Love is All You Need / Den Skaldede Frisør  (2012)    67/100

Rating :   67/100                                                                     116 Min        15

From acclaimed Danish director Susanne Bier and starring Pierce Brosnan and Trine Dyrholm, this is a very traditional tale about hardship and the redemption of finding rejuvenating love in the most unlikely of places. Brosnan’s son is marrying Dyrholm’s daughter in Italy, and the two of them meet when their cars collide accidentally in the Danish airport they are to depart from. One has an adulterous husband and lives with the threat of returning cancer (he cheated on her whilst she was undergoing chemotherapy no less), the other lost his wife many years ago in a tragic road accident and has allowed himself to be consumed by work ever since. Both central performances are extremely good, and indeed the pain in Brosnan’s eyes looks very real when he talks about the loss of his wife, so much so Red Dragon decided to do a little checking and sure enough, he sadly lost his first wife, actress Cassandra Harris, to cancer. Ever since he has been a vocal supporter of cancer charities (he is also an ardent environmentalist), including being the celebrity spokesman one year for the breast cancer fundraiser ‘Lee National Denim Day’, run by Lee Jeans and which reputedly raises more funds than any other annual one day event for the cause – you can find more details about it here. Interestingly, Cassandra Harris appeared in the Bond film ‘For Your Eyes Only’ (81) as Lisl, and visiting her onset Brosnan was introduced to Bond producer Albert R. Broccoli which, despite setbacks due to his ‘Remington Steele’ contract that allowed Timothy Dalton to take the reins for two films, eventually led to his casting as the fifth actor to play James Bond in the Eon series.

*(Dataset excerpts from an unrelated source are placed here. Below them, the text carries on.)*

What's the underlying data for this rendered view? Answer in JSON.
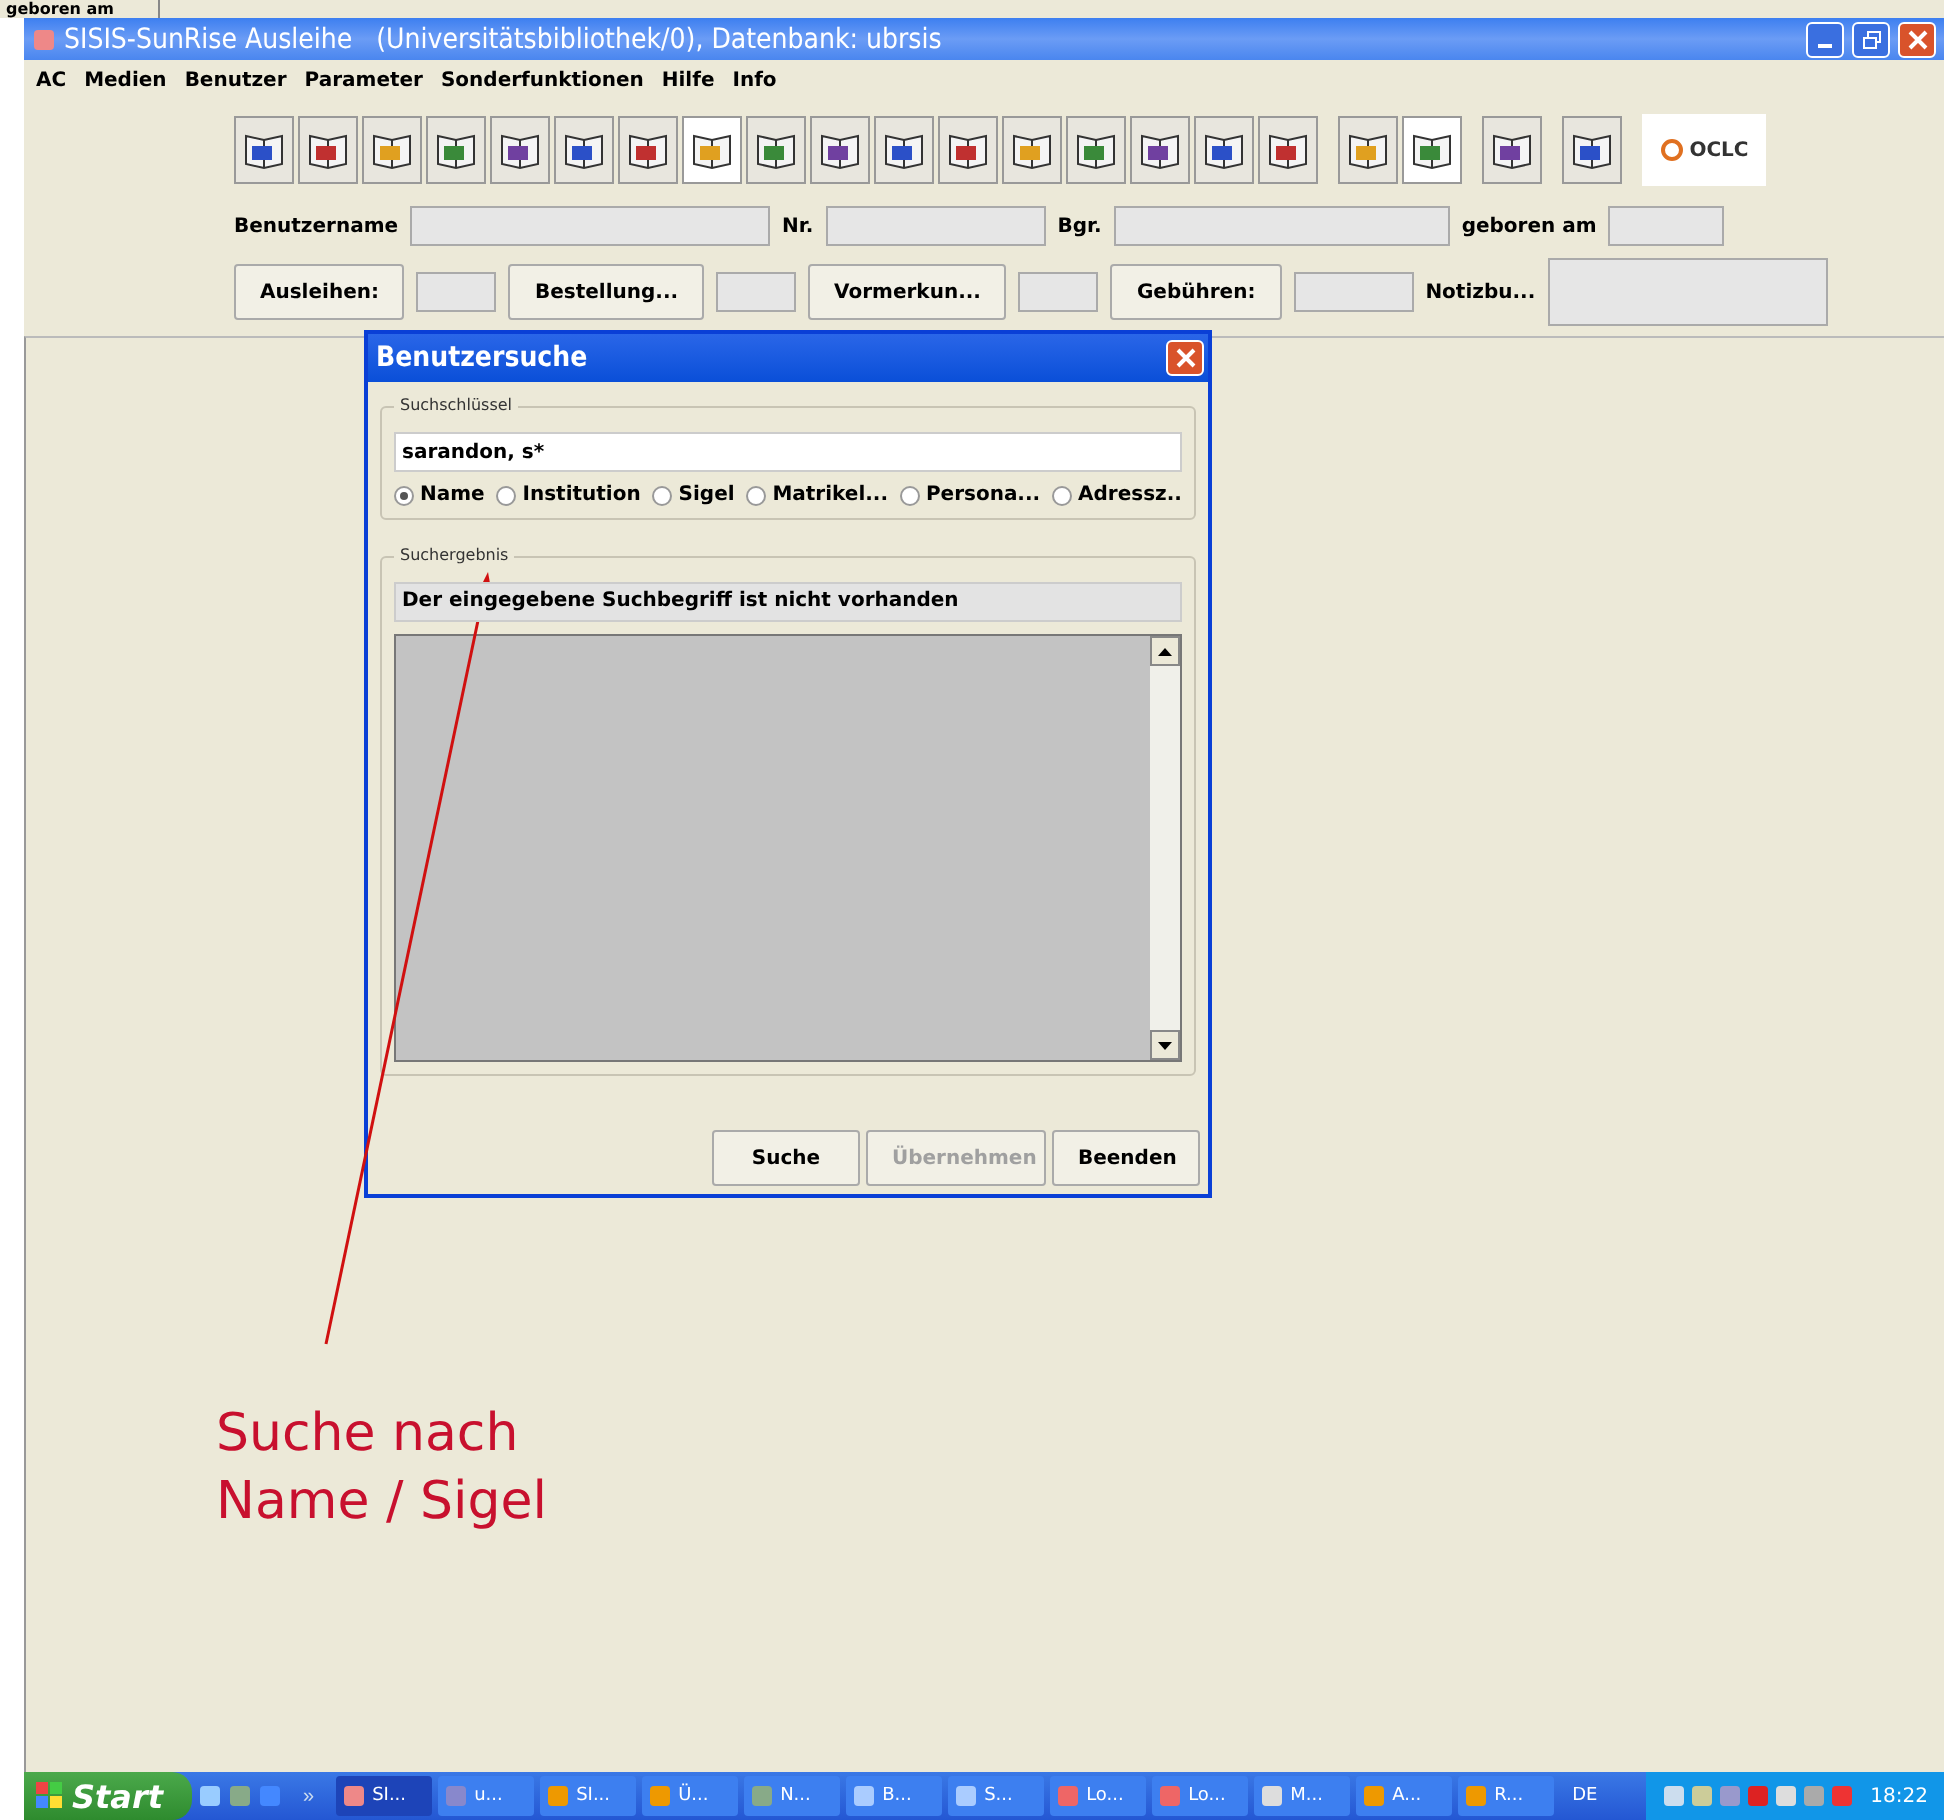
{
  "background_window": {
    "label": "geboren am"
  },
  "window": {
    "title": "SISIS-SunRise Ausleihe   (Universitätsbibliothek/0), Datenbank: ubrsis"
  },
  "menu": [
    "AC",
    "Medien",
    "Benutzer",
    "Parameter",
    "Sonderfunktionen",
    "Hilfe",
    "Info"
  ],
  "toolbar": [
    {
      "pressed": false
    },
    {
      "pressed": false
    },
    {
      "pressed": false
    },
    {
      "pressed": false
    },
    {
      "pressed": false
    },
    {
      "pressed": false
    },
    {
      "pressed": false
    },
    {
      "pressed": true
    },
    {
      "pressed": false
    },
    {
      "pressed": false
    },
    {
      "pressed": false
    },
    {
      "pressed": false
    },
    {
      "pressed": false
    },
    {
      "pressed": false
    },
    {
      "pressed": false
    },
    {
      "pressed": false
    },
    {
      "pressed": false
    },
    {
      "pressed": false
    },
    {
      "pressed": true
    },
    {
      "pressed": false
    },
    {
      "pressed": false
    }
  ],
  "logo": "OCLC",
  "user_fields": [
    {
      "label": "Benutzername"
    },
    {
      "label": "Nr."
    },
    {
      "label": "Bgr."
    },
    {
      "label": "geboren am"
    }
  ],
  "account_buttons": [
    {
      "label": "Ausleihen:"
    },
    {
      "label": "Bestellung..."
    },
    {
      "label": "Vormerkun..."
    },
    {
      "label": "Gebühren:"
    }
  ],
  "notes_label": "Notizbu...",
  "dialog": {
    "title": "Benutzersuche",
    "search_group": "Suchschlüssel",
    "search_value": "sarandon, s*",
    "options": [
      {
        "label": "Name",
        "selected": true
      },
      {
        "label": "Institution",
        "selected": false
      },
      {
        "label": "Sigel",
        "selected": false
      },
      {
        "label": "Matrikel...",
        "selected": false
      },
      {
        "label": "Persona...",
        "selected": false
      },
      {
        "label": "Adressz..",
        "selected": false
      }
    ],
    "result_group": "Suchergebnis",
    "message": "Der eingegebene Suchbegriff ist nicht vorhanden",
    "buttons": [
      {
        "label": "Suche",
        "disabled": false
      },
      {
        "label": "Übernehmen",
        "disabled": true
      },
      {
        "label": "Beenden",
        "disabled": false
      }
    ]
  },
  "annotation": [
    "Suche nach",
    "Name / Sigel"
  ],
  "taskbar": {
    "start": "Start",
    "quick_launch_more": "»",
    "tasks": [
      {
        "label": "SI...",
        "selected": true
      },
      {
        "label": "u...",
        "selected": false
      },
      {
        "label": "SI...",
        "selected": false
      },
      {
        "label": "Ü...",
        "selected": false
      },
      {
        "label": "N...",
        "selected": false
      },
      {
        "label": "B...",
        "selected": false
      },
      {
        "label": "S...",
        "selected": false
      },
      {
        "label": "Lo...",
        "selected": false
      },
      {
        "label": "Lo...",
        "selected": false
      },
      {
        "label": "M...",
        "selected": false
      },
      {
        "label": "A...",
        "selected": false
      },
      {
        "label": "R...",
        "selected": false
      }
    ],
    "language": "DE",
    "clock": "18:22"
  }
}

Despite the likeability of the central characters, it’s the supporting roles that drag this film into the realm of melodrama, and although it’s not insufferable, it does begin to fray the edges of its believability, with almost everyone else at the wedding having some sort of personal drama which will come to the fore, and which ultimately takes up too much screen time and detracts from the core of the film. The Mediterranean setting is picturesque, evoking Brosnan’s vocally challenged trip to Greece in ‘Mamma Mia’ (08), and there are a lot of beautiful landscape shots of the town they go to, indeed it would not have gone amiss to have cut them longer and extracted some of the soap opera to make room. Brosnan exists here as box office draw, but one cannot imagine this going down too well in Denmark as although his character is deemed to be fluent in Danish, the actor is most certainly not, and so the film constantly flits between English and subtitled Danish, purely to try and appeal to a wider market. A tactical ploy which appears to have been successful, with this screened more commercially than most of Bier’s previous work, although I wonder if something did not go awry with their marketing, as the only time I’ve seen a trailer play for this was a mere one day before it went on national release, and, equally, I wonder if a wider release would not have been secured anyway, given the success of her previous film ‘In a Better World’ (10), which took home the best foreign language film award from the Oscars (notably, against the wonderful ‘Dogtooth’).

A nice film worthy of a look in, even if the supporting story arcs hinder rather than help.